Waarde lezer, dit is niet zomaar een blogartikel, maar nummer 2525! Een heuglijk feit. Eerlijkheid gebiedt te zeggen dat ik me aanvankelijk heel erg had verkneukeld over een feestelijke nummer 2500, maar die is geheel geruisloos voorbijgegaan terwijl ik even niet oplette. Maar 2525 is eigenlijk nog een veel mooier getal, toch?
En waar gaan we het deze 2525ste keer over hebben? Over lambada’s. De aardbeien, bedoel ik uiteraard, niet dat Braziliaanse dansje. Een feestelijker onderwerp is nauwelijks denkbaar. Nog onlangs was ik wanhopig op zoek naar verse aardbeien om een toetje te kunnen testen voor mijn nieuwe kookboek, waarna ik uiteindelijk uitweek naar diepvrieszomerkoninkjes. Maar kijk, ze zijn er weer. Echte lambada’s. Uit de kas weliswaar en peperduur, maar ach, wat fleurt een mens daar van op!

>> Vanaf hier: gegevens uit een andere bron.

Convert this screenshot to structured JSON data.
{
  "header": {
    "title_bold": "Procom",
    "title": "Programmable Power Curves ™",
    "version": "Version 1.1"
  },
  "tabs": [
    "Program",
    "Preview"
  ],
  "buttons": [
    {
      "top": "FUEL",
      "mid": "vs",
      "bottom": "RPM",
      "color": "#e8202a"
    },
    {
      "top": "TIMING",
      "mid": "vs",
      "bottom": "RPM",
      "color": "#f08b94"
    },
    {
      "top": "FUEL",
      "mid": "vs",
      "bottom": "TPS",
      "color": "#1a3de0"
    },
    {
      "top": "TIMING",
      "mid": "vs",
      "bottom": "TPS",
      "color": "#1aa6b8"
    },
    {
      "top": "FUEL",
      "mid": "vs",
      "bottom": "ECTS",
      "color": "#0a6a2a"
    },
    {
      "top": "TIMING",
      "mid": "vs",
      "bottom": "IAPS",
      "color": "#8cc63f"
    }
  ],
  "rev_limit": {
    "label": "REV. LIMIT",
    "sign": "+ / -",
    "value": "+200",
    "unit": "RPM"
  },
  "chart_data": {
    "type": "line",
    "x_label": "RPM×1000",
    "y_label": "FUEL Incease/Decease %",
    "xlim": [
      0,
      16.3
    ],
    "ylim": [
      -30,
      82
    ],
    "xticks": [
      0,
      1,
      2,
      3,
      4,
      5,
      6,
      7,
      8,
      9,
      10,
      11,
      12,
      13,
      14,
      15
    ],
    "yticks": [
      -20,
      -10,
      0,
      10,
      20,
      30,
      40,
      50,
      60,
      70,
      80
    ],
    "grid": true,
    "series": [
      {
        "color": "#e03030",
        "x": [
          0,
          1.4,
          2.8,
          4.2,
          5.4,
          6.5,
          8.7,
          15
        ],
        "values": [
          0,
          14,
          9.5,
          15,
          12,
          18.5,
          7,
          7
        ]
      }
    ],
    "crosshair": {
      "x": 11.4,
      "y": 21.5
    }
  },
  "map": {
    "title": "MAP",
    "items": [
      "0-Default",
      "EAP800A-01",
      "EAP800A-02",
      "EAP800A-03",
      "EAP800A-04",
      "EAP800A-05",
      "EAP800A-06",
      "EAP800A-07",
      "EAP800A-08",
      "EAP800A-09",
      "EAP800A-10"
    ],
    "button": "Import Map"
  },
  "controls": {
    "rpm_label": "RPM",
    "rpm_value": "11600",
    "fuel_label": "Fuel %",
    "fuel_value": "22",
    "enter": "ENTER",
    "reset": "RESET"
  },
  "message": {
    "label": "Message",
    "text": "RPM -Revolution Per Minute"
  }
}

Even voor de goede orde, níet deze dus:
O gruwel, dat zijn de welbekende Spaanse bonken. Rood van buiten maar wit van binnen. Onrijp geplukt dus knetterhard teneinde heelhuids het transport te doorstaan. En nee, narijpen doen ze niet, dus wat niets is kan ook nooit meer wat worden.
Ik bedoel natuurlijk deze:
Wat nou zomerkoninkjes? Als de lambada’s bij de groenteboer liggen, kun je pas echt spreken van voorjaar.